Mein Vater verbrachte sein ganzes Leben damit, mit anderen über ihre Seite der Dinge zu reden. Aber in seinem letzten Akt ließ er mich in seine Schuhe treten und die Fragen stellen.
Aber als ich um 12:07 Uhr mitten in West-Texas in meinem Auto saß, umgeben von Wildnis und Dunkelheit, wurde mir klar, dass ich mich geirrt hatte. Ich werde nie wieder die Gelegenheit bekommen, mit meinem Vater zu sprechen, aber das bedeutet nicht, dass er mich nicht immer noch durch Nächte wie diese führen kann, wenn ich allein oder hohl bin. Mehr noch, er wird nicht aus meinem Leben verschwinden oder seine Fähigkeit zu lehren und zu inspirieren verlieren – er geht einfach um dies durch verschiedene Medien zu tun, wie diese Aufnahme, seine Schriften, seine Geschichten und vor allem seine Söhne.

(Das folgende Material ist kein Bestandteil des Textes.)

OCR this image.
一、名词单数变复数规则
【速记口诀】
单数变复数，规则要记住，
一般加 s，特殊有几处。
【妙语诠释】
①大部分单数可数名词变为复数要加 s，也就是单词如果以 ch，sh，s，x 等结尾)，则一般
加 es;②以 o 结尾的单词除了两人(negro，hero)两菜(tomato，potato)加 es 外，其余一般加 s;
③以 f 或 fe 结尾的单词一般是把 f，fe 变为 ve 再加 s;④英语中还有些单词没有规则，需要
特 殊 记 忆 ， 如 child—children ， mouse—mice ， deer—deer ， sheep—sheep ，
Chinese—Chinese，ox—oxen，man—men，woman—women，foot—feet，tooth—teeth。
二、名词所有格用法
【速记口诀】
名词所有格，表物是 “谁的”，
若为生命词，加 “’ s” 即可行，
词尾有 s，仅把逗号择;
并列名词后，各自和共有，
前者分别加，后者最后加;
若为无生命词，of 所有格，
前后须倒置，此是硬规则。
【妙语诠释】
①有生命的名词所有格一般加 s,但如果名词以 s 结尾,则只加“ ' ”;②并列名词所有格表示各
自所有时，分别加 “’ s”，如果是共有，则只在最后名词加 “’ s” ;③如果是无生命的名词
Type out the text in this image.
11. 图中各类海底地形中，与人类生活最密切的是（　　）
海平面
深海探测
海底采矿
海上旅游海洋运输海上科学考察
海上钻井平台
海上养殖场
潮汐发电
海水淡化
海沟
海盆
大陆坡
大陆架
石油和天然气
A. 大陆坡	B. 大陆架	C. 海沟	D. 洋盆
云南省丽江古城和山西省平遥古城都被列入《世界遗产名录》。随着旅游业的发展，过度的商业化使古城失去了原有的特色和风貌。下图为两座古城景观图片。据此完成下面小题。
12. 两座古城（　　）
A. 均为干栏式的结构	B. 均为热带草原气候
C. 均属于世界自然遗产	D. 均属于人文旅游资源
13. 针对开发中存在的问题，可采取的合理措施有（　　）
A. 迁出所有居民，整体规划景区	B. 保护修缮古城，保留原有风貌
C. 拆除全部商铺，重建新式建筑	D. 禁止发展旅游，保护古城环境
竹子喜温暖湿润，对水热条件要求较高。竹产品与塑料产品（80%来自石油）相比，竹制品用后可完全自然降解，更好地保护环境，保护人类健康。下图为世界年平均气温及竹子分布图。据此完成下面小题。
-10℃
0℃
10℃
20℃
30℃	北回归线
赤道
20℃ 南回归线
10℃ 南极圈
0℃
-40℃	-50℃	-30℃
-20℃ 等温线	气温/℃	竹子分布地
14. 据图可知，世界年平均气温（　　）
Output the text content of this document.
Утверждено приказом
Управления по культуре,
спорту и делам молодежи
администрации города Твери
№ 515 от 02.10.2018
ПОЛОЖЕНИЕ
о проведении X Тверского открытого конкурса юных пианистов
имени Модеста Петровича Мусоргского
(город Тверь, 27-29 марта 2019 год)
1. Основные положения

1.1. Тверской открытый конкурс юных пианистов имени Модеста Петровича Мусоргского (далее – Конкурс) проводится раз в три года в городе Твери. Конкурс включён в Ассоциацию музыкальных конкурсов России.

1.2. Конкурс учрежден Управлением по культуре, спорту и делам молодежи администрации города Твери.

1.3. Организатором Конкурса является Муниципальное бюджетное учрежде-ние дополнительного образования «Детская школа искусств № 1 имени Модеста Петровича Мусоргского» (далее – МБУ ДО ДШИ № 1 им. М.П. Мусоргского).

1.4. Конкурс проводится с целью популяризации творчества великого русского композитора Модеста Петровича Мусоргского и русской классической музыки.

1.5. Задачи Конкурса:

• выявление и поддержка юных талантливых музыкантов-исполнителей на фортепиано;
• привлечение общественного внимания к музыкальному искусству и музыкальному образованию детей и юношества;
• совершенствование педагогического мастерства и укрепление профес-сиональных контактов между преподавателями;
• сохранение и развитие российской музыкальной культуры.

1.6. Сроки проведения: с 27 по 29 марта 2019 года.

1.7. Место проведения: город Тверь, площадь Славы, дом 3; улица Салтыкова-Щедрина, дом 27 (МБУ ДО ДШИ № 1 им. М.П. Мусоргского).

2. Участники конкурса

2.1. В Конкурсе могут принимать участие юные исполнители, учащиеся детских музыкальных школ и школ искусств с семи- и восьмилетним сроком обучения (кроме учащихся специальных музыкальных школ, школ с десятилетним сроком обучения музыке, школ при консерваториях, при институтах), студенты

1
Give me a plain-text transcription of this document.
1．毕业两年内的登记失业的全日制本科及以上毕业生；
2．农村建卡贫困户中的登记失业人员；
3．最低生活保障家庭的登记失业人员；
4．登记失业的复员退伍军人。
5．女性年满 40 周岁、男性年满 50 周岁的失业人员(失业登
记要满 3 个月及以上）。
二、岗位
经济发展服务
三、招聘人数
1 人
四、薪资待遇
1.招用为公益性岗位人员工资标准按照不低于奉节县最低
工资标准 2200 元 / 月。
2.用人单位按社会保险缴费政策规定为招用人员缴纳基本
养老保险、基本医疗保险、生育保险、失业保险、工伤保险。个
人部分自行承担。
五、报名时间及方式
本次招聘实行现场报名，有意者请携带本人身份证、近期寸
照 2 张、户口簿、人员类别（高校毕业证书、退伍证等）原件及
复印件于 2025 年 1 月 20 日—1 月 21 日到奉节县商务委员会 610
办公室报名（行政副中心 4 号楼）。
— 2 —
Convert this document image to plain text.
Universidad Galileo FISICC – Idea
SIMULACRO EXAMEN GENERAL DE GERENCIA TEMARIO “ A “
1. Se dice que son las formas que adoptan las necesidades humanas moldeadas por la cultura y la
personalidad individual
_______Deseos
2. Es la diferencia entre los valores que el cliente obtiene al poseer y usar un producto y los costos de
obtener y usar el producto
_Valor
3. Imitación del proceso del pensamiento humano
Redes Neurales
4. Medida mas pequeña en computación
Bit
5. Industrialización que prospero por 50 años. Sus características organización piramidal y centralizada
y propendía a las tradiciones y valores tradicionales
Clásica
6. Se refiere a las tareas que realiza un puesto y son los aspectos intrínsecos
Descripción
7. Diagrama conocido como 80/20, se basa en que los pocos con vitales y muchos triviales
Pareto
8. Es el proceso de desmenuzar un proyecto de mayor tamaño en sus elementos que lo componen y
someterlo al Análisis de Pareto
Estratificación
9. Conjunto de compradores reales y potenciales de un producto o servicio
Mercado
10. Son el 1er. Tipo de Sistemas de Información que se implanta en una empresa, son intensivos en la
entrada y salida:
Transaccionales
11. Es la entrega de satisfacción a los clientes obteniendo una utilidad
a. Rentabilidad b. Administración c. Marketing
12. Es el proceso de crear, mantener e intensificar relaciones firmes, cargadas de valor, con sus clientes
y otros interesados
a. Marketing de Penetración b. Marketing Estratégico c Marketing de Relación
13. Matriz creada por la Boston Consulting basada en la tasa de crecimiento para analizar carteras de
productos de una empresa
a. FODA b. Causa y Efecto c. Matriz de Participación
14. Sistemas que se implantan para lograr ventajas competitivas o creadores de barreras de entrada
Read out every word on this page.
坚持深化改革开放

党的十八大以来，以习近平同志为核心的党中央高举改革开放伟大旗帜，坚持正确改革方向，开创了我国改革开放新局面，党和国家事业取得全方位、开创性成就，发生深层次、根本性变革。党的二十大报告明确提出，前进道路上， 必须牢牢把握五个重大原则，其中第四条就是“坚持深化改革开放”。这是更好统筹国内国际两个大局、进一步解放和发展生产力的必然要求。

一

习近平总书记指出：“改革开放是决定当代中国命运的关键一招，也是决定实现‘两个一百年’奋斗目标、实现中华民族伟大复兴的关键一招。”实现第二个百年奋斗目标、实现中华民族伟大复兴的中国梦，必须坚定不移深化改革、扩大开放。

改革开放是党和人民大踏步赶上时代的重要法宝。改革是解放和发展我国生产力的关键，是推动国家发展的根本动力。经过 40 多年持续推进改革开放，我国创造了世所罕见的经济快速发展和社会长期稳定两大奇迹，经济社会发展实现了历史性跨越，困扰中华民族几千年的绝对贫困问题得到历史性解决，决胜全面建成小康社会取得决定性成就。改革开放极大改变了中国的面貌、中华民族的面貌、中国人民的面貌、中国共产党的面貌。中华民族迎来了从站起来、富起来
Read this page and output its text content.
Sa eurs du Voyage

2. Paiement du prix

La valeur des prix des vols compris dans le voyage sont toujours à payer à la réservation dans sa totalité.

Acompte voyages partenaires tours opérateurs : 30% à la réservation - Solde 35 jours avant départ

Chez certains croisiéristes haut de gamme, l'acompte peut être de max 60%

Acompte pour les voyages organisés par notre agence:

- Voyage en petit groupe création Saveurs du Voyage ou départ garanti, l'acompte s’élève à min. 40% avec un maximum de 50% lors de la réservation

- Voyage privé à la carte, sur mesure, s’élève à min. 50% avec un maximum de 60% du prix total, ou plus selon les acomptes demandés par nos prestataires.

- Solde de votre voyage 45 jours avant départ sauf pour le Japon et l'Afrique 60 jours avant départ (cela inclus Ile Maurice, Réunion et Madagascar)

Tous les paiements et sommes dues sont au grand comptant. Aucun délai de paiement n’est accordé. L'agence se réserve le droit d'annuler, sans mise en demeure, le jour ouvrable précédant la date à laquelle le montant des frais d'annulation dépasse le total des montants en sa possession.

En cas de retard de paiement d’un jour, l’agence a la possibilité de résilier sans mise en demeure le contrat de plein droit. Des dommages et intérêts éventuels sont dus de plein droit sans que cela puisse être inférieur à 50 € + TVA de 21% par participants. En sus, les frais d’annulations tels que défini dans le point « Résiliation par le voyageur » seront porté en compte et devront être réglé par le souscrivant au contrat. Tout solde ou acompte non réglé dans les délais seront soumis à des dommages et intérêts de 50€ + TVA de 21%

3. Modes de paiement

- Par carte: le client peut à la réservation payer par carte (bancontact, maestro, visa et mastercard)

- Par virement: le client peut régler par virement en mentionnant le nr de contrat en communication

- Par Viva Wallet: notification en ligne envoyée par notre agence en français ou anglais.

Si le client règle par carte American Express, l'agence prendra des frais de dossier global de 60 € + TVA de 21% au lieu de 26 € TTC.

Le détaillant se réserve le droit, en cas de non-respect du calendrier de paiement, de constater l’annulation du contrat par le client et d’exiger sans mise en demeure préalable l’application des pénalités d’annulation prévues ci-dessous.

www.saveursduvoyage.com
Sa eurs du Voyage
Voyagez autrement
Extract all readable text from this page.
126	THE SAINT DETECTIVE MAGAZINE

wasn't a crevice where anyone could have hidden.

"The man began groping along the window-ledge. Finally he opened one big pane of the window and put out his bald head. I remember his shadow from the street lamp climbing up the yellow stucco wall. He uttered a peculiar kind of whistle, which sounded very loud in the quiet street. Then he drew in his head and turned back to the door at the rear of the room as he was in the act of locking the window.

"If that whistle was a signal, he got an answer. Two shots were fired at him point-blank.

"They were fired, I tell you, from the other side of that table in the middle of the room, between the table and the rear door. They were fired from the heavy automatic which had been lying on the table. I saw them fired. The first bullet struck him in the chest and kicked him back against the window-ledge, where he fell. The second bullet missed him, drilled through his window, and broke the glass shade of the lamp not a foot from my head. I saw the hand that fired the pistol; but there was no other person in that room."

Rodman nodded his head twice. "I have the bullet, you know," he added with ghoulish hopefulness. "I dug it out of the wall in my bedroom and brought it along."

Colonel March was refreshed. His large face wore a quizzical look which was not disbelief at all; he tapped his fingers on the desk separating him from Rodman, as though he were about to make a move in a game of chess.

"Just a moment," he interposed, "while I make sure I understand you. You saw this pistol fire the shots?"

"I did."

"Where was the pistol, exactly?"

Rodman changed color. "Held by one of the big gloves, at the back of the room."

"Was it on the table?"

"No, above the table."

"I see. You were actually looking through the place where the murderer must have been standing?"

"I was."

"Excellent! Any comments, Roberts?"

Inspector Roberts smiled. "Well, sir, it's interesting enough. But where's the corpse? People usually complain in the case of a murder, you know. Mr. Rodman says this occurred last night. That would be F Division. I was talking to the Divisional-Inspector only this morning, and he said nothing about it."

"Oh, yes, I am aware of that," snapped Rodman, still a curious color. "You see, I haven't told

Meine Mama liebt es, über die verschiedenen Dinge zu sprechen, die Papa zu einem so einzigartigen Menschen gemacht haben. Früher hat es mich traurig gemacht, nur die letzte Erinnerung an seine Abwesenheit, aber das hat sich jetzt geändert. Er war ein unglaublicher Ehemann, ein feuriger Lehrer, ein ewiger Optimist, ein fester Bestandteil bei den scheinbar endlosen Sportveranstaltungen seiner Kinder, ein Mann, der uns dazu erzogen hat, auf niemanden herabzusehen. Statt Fallstricke sah er Potenzial. Anstelle von Problemen sah er Situationen, die er auf die leichte Schulter nahm, und Geschichten, die er später erzählen konnte. Für ihn war jedes Gespräch, jedes Interview, jeder kleine Austausch eine Chance, von seinen Mitmenschen zu lernen. Sein Wissensdurst und sein Wunsch, sich mit anderen zu verbinden, befeuerten jeden seiner Schritte. Die Welt vergisst solche Charaktere nicht.
Nähernde Scheinwerfer in meinem Rückspiegel signalisierten, dass es Zeit war, nach Hause zu fahren. Ich hatte noch zweieinhalb Stunden Zeit und hatte keinen Kaffee mehr. Ich schloss meine Augen und atmete langsam aus, warf mein Handy beiseite, bevor ich das Fenster wieder aufschlug und aufs Gaspedal trat. Als die Straße vorbeisauste, dämmerte mir etwas Schönes: Mein Vater verbrachte sein ganzes Leben damit, mit anderen über ihre Seite der Dinge zu sprechen. Aber in seinem letzten Akt ließ er mich in seine Schuhe treten und die Fragen stellen. Er lehrte mich, wie wichtig es ist, zuzuhören, Empathie. Und er erinnerte mich daran, niemals die Chance zu nutzen, von jemandem als selbstverständlich zu lernen. Am wichtigsten war, dass er seine Geschichte erzählen konnte – wenn auch nur für ein paar Minuten.